There’s a name for the difference between the sum and the natural logarithm; that’s the Euler–Mascheroni constant.

This comparison between a sum and an integral is called the integral test. You can read more about it online here, and it’s generally covered in University-level courses on Analysis as part of a Mathematics degree.

Secretary problem

Just to run through the key steps of the calculation that Charles showed us in the episode

• Suppose that your strategy with \(N\) rooms is to look at the first \(S\) of them, and then take the next one that’s better than all of the first \(S\)
• Then for any value of \(S\), there are lots of ways to win (get the best room); you might see it straight away, or it might be nearer the end.
• For any value of \(S\), we can sum up the probabilities for the different ways to win
• We want to choose the value of \(S\) that maximises this sum. There are various techniques to do this, but one (approximate) method is to replace the sum with an integral, replace the discrete values of \(S\) with a continuous variable, and use calculus to differentiate the function and find the maximum value.
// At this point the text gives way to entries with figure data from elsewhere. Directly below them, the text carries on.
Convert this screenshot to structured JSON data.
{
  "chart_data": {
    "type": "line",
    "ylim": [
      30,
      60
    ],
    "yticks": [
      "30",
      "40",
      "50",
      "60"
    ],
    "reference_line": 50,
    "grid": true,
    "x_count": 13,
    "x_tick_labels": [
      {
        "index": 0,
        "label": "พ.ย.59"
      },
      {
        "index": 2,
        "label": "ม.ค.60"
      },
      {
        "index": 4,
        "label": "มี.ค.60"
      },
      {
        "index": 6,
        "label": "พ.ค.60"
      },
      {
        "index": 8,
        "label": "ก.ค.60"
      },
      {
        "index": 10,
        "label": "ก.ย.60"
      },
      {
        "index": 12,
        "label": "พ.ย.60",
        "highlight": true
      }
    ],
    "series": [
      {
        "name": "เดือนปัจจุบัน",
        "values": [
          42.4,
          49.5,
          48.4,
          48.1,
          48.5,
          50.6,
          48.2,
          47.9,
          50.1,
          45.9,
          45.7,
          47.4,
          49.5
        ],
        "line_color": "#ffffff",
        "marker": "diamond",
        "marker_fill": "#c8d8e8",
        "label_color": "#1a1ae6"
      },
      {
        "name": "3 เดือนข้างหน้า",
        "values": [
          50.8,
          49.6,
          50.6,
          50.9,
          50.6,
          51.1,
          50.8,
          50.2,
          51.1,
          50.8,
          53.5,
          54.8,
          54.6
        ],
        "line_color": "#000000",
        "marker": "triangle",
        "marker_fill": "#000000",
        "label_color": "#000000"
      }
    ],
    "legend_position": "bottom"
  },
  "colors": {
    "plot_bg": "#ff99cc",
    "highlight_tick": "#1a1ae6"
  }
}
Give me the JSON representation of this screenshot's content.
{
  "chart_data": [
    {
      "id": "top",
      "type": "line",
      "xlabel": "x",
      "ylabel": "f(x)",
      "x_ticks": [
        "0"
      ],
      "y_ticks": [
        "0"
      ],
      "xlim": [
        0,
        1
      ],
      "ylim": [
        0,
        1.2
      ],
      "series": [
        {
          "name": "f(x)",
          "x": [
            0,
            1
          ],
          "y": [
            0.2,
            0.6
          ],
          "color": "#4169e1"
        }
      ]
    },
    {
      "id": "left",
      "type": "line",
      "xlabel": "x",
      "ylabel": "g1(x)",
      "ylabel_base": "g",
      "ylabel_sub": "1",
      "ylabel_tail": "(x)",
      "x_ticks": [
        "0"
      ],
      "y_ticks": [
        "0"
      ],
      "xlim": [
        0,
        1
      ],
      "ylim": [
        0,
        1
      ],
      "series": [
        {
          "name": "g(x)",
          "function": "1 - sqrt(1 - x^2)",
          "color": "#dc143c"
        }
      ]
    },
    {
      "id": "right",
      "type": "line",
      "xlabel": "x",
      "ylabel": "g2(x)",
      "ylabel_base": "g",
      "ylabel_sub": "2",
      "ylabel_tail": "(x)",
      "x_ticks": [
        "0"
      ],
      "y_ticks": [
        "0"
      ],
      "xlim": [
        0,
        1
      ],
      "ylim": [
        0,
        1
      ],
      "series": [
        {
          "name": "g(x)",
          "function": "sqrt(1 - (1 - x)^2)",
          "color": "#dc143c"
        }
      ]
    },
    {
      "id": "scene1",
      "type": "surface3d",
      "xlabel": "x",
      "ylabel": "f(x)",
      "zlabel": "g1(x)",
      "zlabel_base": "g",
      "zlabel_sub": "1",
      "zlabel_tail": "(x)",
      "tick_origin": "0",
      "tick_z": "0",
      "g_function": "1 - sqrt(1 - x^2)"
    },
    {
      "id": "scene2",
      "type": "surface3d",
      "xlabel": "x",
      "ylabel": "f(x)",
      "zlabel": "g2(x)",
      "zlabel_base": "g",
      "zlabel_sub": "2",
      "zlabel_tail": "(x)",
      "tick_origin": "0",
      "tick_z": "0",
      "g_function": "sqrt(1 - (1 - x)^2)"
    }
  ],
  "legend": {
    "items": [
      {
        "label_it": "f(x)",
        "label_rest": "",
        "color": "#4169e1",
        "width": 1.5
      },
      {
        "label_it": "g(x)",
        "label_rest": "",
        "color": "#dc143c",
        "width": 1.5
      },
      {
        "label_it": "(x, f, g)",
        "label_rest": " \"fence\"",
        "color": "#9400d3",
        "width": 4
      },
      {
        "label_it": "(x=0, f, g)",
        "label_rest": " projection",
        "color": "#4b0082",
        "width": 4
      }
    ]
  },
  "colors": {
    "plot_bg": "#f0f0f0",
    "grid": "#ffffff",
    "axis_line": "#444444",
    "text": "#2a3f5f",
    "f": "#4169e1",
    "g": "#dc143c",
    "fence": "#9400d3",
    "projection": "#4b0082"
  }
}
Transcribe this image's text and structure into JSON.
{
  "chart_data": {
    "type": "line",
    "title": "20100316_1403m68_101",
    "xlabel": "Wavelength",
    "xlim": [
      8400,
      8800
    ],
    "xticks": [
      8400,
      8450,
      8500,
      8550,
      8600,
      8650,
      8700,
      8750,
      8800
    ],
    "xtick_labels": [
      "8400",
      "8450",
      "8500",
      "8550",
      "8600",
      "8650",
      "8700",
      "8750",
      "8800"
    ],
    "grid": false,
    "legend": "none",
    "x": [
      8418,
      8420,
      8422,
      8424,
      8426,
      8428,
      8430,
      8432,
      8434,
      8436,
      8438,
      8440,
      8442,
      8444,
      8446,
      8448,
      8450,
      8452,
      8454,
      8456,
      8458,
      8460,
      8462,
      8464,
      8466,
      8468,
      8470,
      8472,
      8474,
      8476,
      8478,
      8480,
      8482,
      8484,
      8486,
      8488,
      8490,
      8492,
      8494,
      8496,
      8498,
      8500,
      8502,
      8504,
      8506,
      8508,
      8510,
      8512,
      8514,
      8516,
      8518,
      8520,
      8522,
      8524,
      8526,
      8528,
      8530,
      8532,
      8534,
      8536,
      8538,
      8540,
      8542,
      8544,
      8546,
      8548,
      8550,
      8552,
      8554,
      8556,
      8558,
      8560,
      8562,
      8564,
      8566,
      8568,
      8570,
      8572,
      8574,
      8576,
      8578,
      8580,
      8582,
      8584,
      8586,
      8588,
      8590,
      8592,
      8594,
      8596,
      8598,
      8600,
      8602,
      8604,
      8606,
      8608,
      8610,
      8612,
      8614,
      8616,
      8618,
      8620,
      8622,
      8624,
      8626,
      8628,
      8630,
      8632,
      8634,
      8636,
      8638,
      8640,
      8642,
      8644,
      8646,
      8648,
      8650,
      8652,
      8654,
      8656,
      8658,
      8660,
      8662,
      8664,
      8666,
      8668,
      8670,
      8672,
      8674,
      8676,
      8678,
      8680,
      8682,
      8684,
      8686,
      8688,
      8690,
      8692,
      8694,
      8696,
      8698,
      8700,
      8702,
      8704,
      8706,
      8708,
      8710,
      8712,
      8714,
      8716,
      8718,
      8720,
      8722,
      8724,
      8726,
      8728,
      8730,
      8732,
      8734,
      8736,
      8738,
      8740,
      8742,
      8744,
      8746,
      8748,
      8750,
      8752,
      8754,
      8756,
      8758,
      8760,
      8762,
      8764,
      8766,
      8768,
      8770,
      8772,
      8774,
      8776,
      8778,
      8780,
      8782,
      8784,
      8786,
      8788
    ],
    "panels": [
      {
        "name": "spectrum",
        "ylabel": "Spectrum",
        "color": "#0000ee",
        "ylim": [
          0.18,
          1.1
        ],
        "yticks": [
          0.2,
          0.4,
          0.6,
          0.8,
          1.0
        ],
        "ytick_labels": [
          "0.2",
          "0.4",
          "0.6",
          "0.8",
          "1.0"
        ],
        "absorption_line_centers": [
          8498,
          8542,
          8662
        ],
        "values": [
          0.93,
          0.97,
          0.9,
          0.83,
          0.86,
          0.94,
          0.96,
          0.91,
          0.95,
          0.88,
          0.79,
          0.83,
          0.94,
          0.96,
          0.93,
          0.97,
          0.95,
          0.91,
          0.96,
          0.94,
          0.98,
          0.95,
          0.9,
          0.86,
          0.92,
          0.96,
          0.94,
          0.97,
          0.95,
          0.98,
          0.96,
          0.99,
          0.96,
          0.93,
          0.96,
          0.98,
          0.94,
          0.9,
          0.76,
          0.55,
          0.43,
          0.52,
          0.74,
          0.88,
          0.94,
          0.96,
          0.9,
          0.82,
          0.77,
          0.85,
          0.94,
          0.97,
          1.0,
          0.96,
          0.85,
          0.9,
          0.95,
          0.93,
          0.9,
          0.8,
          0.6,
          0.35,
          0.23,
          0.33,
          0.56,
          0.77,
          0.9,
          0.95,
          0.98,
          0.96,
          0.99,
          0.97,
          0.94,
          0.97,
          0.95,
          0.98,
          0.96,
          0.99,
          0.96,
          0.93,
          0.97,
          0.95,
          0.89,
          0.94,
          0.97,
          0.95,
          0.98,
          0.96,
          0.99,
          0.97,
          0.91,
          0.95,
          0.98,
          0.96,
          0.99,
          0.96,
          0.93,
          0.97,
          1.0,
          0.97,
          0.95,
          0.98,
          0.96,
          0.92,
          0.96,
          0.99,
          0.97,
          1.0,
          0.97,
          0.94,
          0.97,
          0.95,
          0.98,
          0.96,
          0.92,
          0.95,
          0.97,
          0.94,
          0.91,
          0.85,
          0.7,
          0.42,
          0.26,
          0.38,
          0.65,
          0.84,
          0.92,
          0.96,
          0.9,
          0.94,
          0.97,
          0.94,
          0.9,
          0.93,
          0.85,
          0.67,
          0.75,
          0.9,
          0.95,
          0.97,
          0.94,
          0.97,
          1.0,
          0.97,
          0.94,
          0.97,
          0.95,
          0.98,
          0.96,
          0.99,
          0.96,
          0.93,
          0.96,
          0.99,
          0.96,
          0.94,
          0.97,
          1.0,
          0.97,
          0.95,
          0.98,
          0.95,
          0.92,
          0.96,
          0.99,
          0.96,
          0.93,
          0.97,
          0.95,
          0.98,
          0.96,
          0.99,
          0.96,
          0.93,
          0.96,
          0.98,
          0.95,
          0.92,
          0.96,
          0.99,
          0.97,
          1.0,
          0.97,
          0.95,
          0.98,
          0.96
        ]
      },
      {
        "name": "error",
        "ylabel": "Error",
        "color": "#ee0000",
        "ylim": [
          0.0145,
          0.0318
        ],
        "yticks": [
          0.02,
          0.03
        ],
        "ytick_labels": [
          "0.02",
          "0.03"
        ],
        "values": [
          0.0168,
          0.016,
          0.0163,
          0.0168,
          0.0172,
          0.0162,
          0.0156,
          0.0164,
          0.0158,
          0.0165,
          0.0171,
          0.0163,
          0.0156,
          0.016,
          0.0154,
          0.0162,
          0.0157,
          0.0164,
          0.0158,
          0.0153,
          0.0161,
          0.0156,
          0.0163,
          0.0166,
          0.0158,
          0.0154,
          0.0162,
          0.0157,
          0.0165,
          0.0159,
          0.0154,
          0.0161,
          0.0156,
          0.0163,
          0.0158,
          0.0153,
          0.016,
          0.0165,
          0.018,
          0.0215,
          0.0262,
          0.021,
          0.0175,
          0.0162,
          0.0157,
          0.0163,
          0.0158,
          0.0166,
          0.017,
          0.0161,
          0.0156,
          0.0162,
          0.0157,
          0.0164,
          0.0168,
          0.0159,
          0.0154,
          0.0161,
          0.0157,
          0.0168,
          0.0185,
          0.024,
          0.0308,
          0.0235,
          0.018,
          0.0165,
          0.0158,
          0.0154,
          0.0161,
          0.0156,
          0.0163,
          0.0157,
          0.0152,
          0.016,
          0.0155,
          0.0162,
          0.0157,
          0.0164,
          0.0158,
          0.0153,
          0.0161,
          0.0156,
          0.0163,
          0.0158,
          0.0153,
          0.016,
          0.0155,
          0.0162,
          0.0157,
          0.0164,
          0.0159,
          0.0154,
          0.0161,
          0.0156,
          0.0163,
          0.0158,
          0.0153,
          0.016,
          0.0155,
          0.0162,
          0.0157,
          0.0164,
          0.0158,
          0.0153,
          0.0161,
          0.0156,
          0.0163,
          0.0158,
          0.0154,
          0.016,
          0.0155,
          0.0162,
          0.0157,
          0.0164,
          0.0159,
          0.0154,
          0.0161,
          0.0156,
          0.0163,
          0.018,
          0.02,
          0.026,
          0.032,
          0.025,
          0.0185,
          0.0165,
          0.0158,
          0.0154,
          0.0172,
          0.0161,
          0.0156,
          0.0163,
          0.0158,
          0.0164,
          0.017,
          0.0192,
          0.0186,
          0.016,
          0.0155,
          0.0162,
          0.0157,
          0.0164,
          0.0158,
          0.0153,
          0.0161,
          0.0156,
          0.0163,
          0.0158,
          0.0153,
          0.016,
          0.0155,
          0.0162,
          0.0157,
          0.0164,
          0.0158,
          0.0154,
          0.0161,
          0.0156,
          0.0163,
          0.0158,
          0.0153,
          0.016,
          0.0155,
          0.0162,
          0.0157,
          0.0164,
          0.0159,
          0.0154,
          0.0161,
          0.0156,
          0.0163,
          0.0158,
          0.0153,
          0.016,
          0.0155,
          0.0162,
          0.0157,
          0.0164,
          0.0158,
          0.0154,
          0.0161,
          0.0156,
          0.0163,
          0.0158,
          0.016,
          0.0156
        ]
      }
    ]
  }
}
The approximations matter. Our final answer “Set \(S=N/e\) and look at the first \(S\) rooms, and then take the next one that’s better than those” isn’t even guaranteed to be the best value of \(S\). For one thing, that’s not a whole number. And rounding it up or down or to the nearest whole number isn’t guaranteed to give you the best possible value. For small values of \(N\) the approximation is quite crude. And for large values of \(N\), there are so many integer values near \(N/e\) that it’s plausible that any one of them could give the literal maximum.

This caught me out in a Numberphile video; I presented a problem (also involving the number \(e\), as it happens) and confidently asserted that the optimal solution would be the integer closest to my approximation. The YouTube comments were quick to point out the error!